Die „Vossische Ztg.“ berichtet aus Köln, Freiligrath sei „nicht wegen Majestätsbeleidigung, sondern wegen Erregung von Mißvergnügen und Unzufriedenheit“ angeklagt ‒ so wenigstens soll Hr. Nikolovius einer Deputation des Arbeitervereins gesagt haben. Die gute „Vossische“, die ihre angebornen Landrechtskategorieen von „Majestätsbeleidigung“, und „Erregung von Mißvergnügen“ etc. etc. für die ganze Welt für maßgebend hält!

* Wien.

Unsere Wiener Briefe vom 11. waren uns gestern ausgeblieben, so daß wir die Reichstagssitzung nach den dürftigen Berichten norddeutscher Blätter mittheilen mußten. Heute kommen uns gleichzeitig die Briefe vom 11. und 12. zu, und wir vervollständigen daher noch nachträglich aus dem Schreiben unseres 61 -Korrespondenten die Reichstagsdebatten über die Berichte des Petitionsausschusses.

Doliak trägt als Berichterstatter das Gutachten des Kommissionsausschusses über eine Petition der Dalmatiner vor, worin verlangt wird, daß für die italienischen Abgeordneten die Fragestellungen, Anträge, Auszüge der Verhandlungen u. s. w. in ihre Sprache übersetzt werde.

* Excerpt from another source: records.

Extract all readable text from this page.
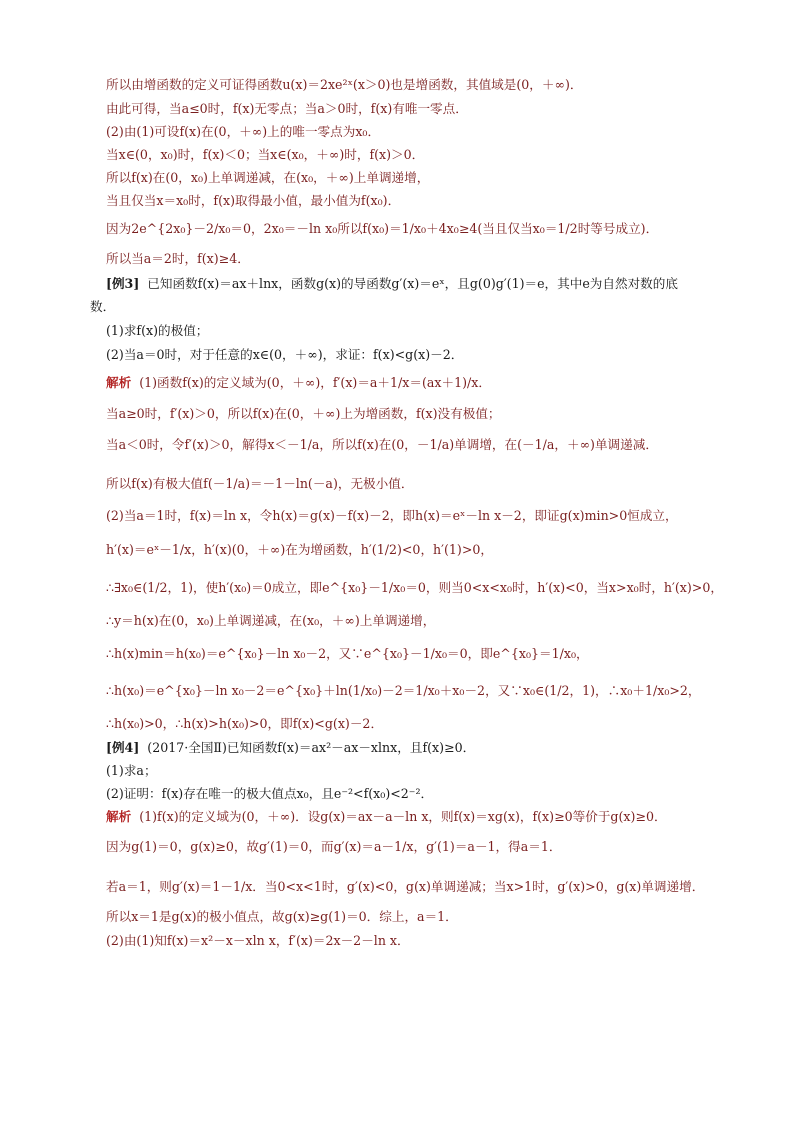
所以由增函数的定义可证得函数u(x)＝2xe²ˣ(x＞0)也是增函数，其值域是(0，＋∞)．
由此可得，当a≤0时，f(x)无零点；当a＞0时，f(x)有唯一零点．
(2)由(1)可设f(x)在(0，＋∞)上的唯一零点为x₀．
当x∈(0，x₀)时，f(x)＜0；当x∈(x₀，＋∞)时，f(x)＞0．
所以f(x)在(0，x₀)上单调递减，在(x₀，＋∞)上单调递增，
当且仅当x＝x₀时，f(x)取得最小值，最小值为f(x₀)．
因为2e^{2x₀}－2/x₀＝0，2x₀＝－ln x₀所以f(x₀)＝1/x₀＋4x₀≥4(当且仅当x₀＝1/2时等号成立)．
所以当a＝2时，f(x)≥4．
[例3] 已知函数f(x)＝ax＋lnx，函数g(x)的导函数g′(x)＝eˣ，且g(0)g′(1)＝e，其中e为自然对数的底
数．
(1)求f(x)的极值；
(2)当a＝0时，对于任意的x∈(0，＋∞)，求证：f(x)<g(x)－2．
解析 (1)函数f(x)的定义域为(0，＋∞)，f′(x)＝a＋1/x＝(ax＋1)/x．
当a≥0时，f′(x)＞0，所以f(x)在(0，＋∞)上为增函数，f(x)没有极值；
当a＜0时，令f′(x)＞0，解得x＜－1/a，所以f(x)在(0，－1/a)单调增，在(－1/a，＋∞)单调递减．
所以f(x)有极大值f(－1/a)＝－1－ln(－a)，无极小值．
(2)当a＝1时，f(x)＝ln x，令h(x)＝g(x)－f(x)－2，即h(x)＝eˣ－ln x－2，即证g(x)min>0恒成立，
h′(x)＝eˣ－1/x，h′(x)(0，＋∞)在为增函数，h′(1/2)<0，h′(1)>0，
∴∃x₀∈(1/2，1)，使h′(x₀)＝0成立，即e^{x₀}－1/x₀＝0，则当0<x<x₀时，h′(x)<0，当x>x₀时，h′(x)>0，
∴y＝h(x)在(0，x₀)上单调递减，在(x₀，＋∞)上单调递增，
∴h(x)min＝h(x₀)＝e^{x₀}－ln x₀－2，又∵e^{x₀}－1/x₀＝0，即e^{x₀}＝1/x₀，
∴h(x₀)＝e^{x₀}－ln x₀－2＝e^{x₀}＋ln(1/x₀)－2＝1/x₀＋x₀－2，又∵x₀∈(1/2，1)，∴x₀＋1/x₀>2，
∴h(x₀)>0，∴h(x)>h(x₀)>0，即f(x)<g(x)－2．
[例4] (2017·全国Ⅱ)已知函数f(x)＝ax²－ax－xlnx，且f(x)≥0．
(1)求a；
(2)证明：f(x)存在唯一的极大值点x₀，且e⁻²<f(x₀)<2⁻²．
解析 (1)f(x)的定义域为(0，＋∞)．设g(x)＝ax－a－ln x，则f(x)＝xg(x)，f(x)≥0等价于g(x)≥0．
因为g(1)＝0，g(x)≥0，故g′(1)＝0，而g′(x)＝a－1/x，g′(1)＝a－1，得a＝1．
若a＝1，则g′(x)＝1－1/x．当0<x<1时，g′(x)<0，g(x)单调递减；当x>1时，g′(x)>0，g(x)单调递增．
所以x＝1是g(x)的极小值点，故g(x)≥g(1)＝0．综上，a＝1．
(2)由(1)知f(x)＝x²－x－xln x，f′(x)＝2x－2－ln x．
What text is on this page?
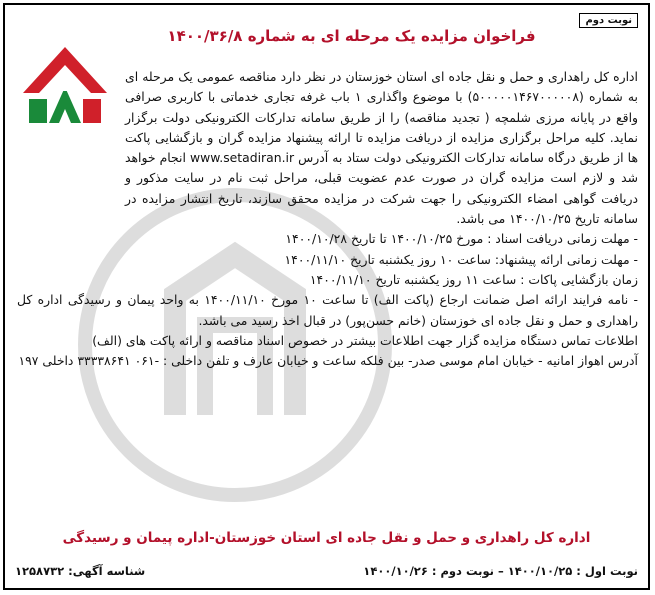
نوبت دوم
فراخوان مزایده یک مرحله ای به شماره ۱۴۰۰/۳۶/۸

اداره کل راهداری و حمل و نقل جاده ای استان خوزستان در نظر دارد مناقصه عمومی یک مرحله ای به شماره (۵۰۰۰۰۰۱۴۶۷۰۰۰۰۰۸) با موضوع واگذاری ۱ باب غرفه تجاری خدماتی با کاربری صرافی واقع در پایانه مرزی شلمچه ( تجدید مناقصه) را از طریق سامانه تدارکات الکترونیکی دولت برگزار نماید. کلیه مراحل برگزاری مزایده از دریافت مزایده تا ارائه پیشنهاد مزایده گران و بازگشایی پاکت ها از طریق درگاه سامانه تدارکات الکترونیکی دولت ستاد به آدرس www.setadiran.ir انجام خواهد شد و لازم است مزایده گران در صورت عدم عضویت قبلی، مراحل ثبت نام در سایت مذکور و دریافت گواهی امضاء الکترونیکی را جهت شرکت در مزایده محقق سازند، تاریخ انتشار مزایده در سامانه تاریخ ۱۴۰۰/۱۰/۲۵ می باشد.

- مهلت زمانی دریافت اسناد : مورخ ۱۴۰۰/۱۰/۲۵ تا تاریخ ۱۴۰۰/۱۰/۲۸

- مهلت زمانی ارائه پیشنهاد: ساعت ۱۰ روز یکشنبه تاریخ ۱۴۰۰/۱۱/۱۰

زمان بازگشایی پاکات : ساعت ۱۱ روز یکشنبه تاریخ ۱۴۰۰/۱۱/۱۰

- نامه فرایند ارائه اصل ضمانت ارجاع (پاکت الف) تا ساعت ۱۰ مورخ ۱۴۰۰/۱۱/۱۰ به واحد پیمان و رسیدگی اداره کل راهداری و حمل و نقل جاده ای خوزستان (خانم حسن‌پور) در قبال اخذ رسید می باشد.

اطلاعات تماس دستگاه مزایده گزار جهت اطلاعات بیشتر در خصوص اسناد مناقصه و ارائه پاکت های (الف)

آدرس اهواز امانیه - خیابان امام موسی صدر- بین فلکه ساعت و خیابان عارف و تلفن داخلی : -۰۶۱ ۳۳۳۳۸۶۴۱ داخلی ۱۹۷

اداره کل راهداری و حمل و نقل جاده ای استان خوزستان-اداره پیمان و رسیدگی
نوبت اول : ۱۴۰۰/۱۰/۲۵ – نوبت دوم : ۱۴۰۰/۱۰/۲۶
شناسه آگهی: ۱۲۵۸۷۳۲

Borrosch spricht sich in sehr satyrischer Weise dagegen aus, indem er auf die Schwierigkeiten der Ausführung und auf die Kosten aufmerksam macht, wenn alle Nationalitäten des Reichstags ein gleiches Verlangen stellten.(Palacki lacht höhnisch dabei).

Ambrosch stellt einen ähnlichen Antrag für die Südslaven in den deutschen Provinzen.

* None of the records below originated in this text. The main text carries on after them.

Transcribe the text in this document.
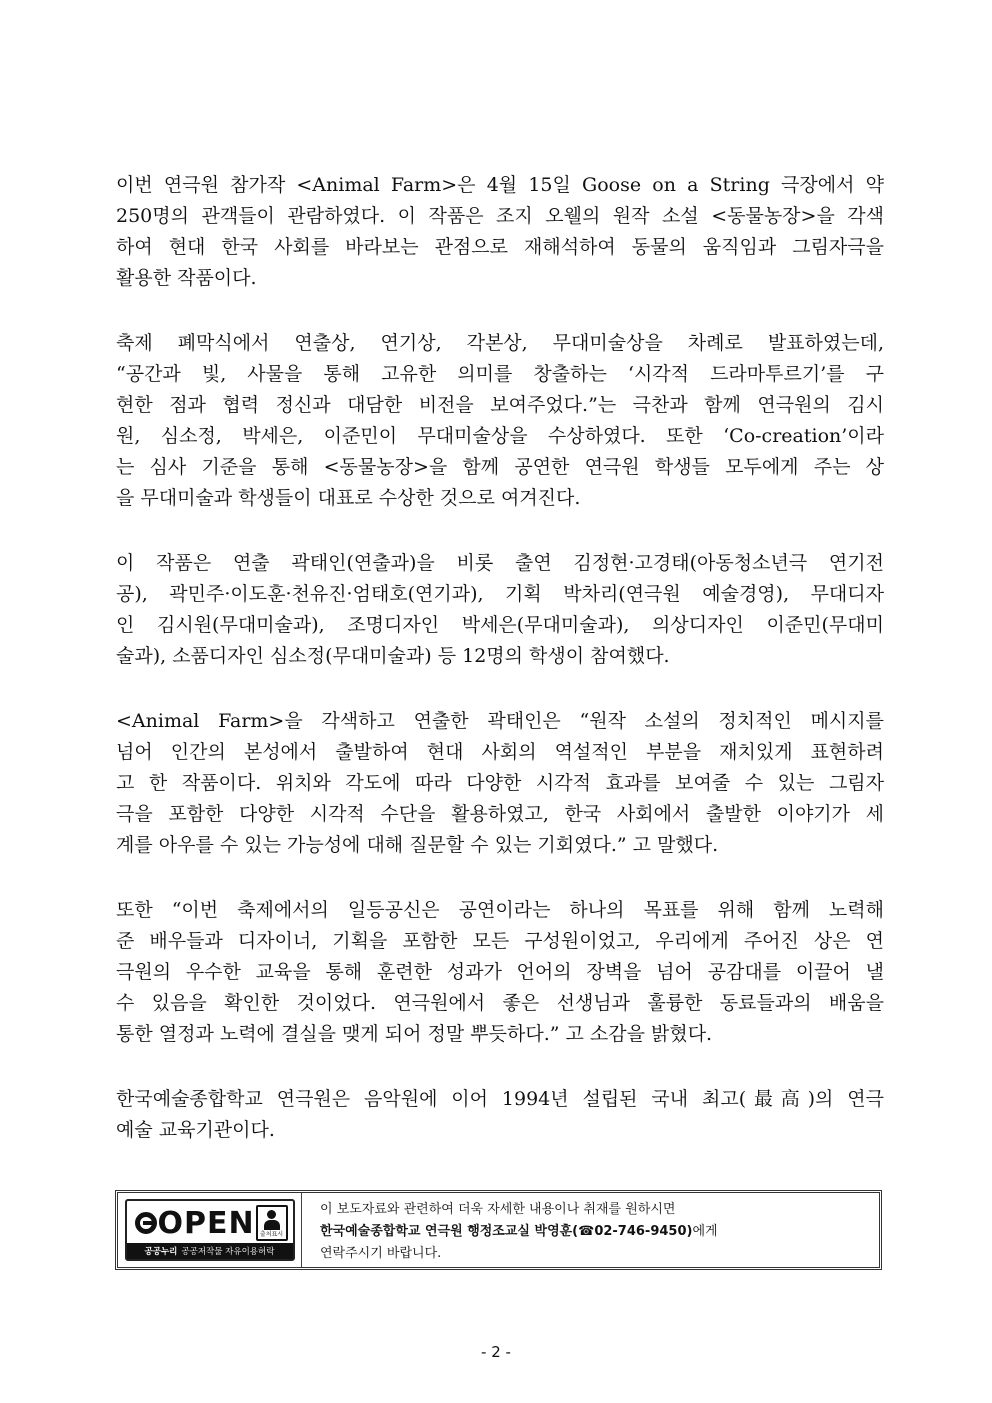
이번 연극원 참가작 <Animal Farm>은 4월 15일 Goose on a String 극장에서 약
250명의 관객들이 관람하였다. 이 작품은 조지 오웰의 원작 소설 <동물농장>을 각색
하여 현대 한국 사회를 바라보는 관점으로 재해석하여 동물의 움직임과 그림자극을
활용한 작품이다.
축제 폐막식에서 연출상, 연기상, 각본상, 무대미술상을 차례로 발표하였는데,
“공간과 빛, 사물을 통해 고유한 의미를 창출하는 ‘시각적 드라마투르기’를 구
현한 점과 협력 정신과 대담한 비전을 보여주었다.”는 극찬과 함께 연극원의 김시
원, 심소정, 박세은, 이준민이 무대미술상을 수상하였다. 또한 ‘Co-creation’이라
는 심사 기준을 통해 <동물농장>을 함께 공연한 연극원 학생들 모두에게 주는 상
을 무대미술과 학생들이 대표로 수상한 것으로 여겨진다.
이 작품은 연출 곽태인(연출과)을 비롯 출연 김정현·고경태(아동청소년극 연기전
공), 곽민주·이도훈·천유진·엄태호(연기과), 기획 박차리(연극원 예술경영), 무대디자
인 김시원(무대미술과), 조명디자인 박세은(무대미술과), 의상디자인 이준민(무대미
술과), 소품디자인 심소정(무대미술과) 등 12명의 학생이 참여했다.
<Animal Farm>을 각색하고 연출한 곽태인은 “원작 소설의 정치적인 메시지를
넘어 인간의 본성에서 출발하여 현대 사회의 역설적인 부분을 재치있게 표현하려
고 한 작품이다. 위치와 각도에 따라 다양한 시각적 효과를 보여줄 수 있는 그림자
극을 포함한 다양한 시각적 수단을 활용하였고, 한국 사회에서 출발한 이야기가 세
계를 아우를 수 있는 가능성에 대해 질문할 수 있는 기회였다.” 고 말했다.
또한 “이번 축제에서의 일등공신은 공연이라는 하나의 목표를 위해 함께 노력해
준 배우들과 디자이너, 기획을 포함한 모든 구성원이었고, 우리에게 주어진 상은 연
극원의 우수한 교육을 통해 훈련한 성과가 언어의 장벽을 넘어 공감대를 이끌어 낼
수 있음을 확인한 것이었다. 연극원에서 좋은 선생님과 훌륭한 동료들과의 배움을
통한 열정과 노력에 결실을 맺게 되어 정말 뿌듯하다.” 고 소감을 밝혔다.
한국예술종합학교 연극원은 음악원에 이어 1994년 설립된 국내 최고(最高)의 연극
예술 교육기관이다.
OPEN 출처표시
공공누리 공공저작물 자유이용허락
이 보도자료와 관련하여 더욱 자세한 내용이나 취재를 원하시면
한국예술종합학교 연극원 행정조교실 박영훈(☎02-746-9450)에게
연락주시기 바랍니다.
- 2 -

Hawlitschek will die Uebersetzung auch für die Polen und Ruthenen, indem er die Sprache, die jeder spreche, für die beste ausgibt. Die Mehrzahl verstehe polnisch und ruthenisch.

Trojan hält sich nicht für schlechter als ein Deutscher, schließt sich aber Borrosch's Antrag auf Ernennung einer Kommission an, die darüber entscheiden solle.

Potocki: Wir haben nie auf des Recht verzichtet, hier unsere Sprache zu reden; es fragt sich nur, ob es zweckmäßig ist, daß wir sie reden; das Unrecht ist nur da vorhanden, wo die Abgeordneten kein Deutsch verstehen.

FürstLubomirski, der poln. Demokratenrenegat: Wir haben freiwillig deutsch gesprochen, wir müssen also auch den guten Willen der Petenten anerkennen. Was für Viele ein Recht ist, kann nicht wegen Schwierigkeiten verweigert werden; es verursacht keine Verspätung, wenn die Uebersetzung auch in 30 Sprachen geschieht. (Dieser dreißigfache Dudelsack würde einen herrlichen Canon heulen).

Borrosch: Es ist an meine Gerechtigkeit appellirt worden, ich nehme die Berufung an. Aber die Gerechtigkeit ist nicht zu seziren; die politische Gerechtigkeit steht mit dem Vernünftigen auf einer Stufe. Wenn wir fortfahren, uns mit solchen Dingen abzugeben so wird die Knute über uns siegen; die Nationalität wird sehr oft als Hetze gemißbraucht. Wir sitzen schon 8 Wochen und sprechen deutsch. Wenn wir Polyglottie einführen, so ist dieser erste Reichstag auch der letzte. In Nordamerika, in der Schweiz gibt es auch Sprachen, aber keinen Sprachstreit. Kein französischer Republikaner hat jemals das abgeschmackte Verlangen gestellt, daß der Baske, der Provenzale in seiner Sprache reden könne. (Murren, Bravo, Zischen). Nur hier kommen Nationalitätsliebhabereien und reaktionäre Sonderbündeleien zum Vorschein. (Wüthendes Gebrüll unter den Czechen und einem Theil der Polen; sie erheben sich, ballen die Fäuste gegen Borrosch. Vor allen andern zeichnen sich dabei Rieger, Palacki, Lubomirski, Trojan, Klaudy u. s. w. aus. Ordnungsruf von allen Seiten; der Präsident klingelt verschiedenemale und ruft mit büreaukratisch-leidenschaftlicher Stimmung den unter diesem Gewitter mit stoischer Ruhe stehen gebliebenen Borrosch zur Ordnung).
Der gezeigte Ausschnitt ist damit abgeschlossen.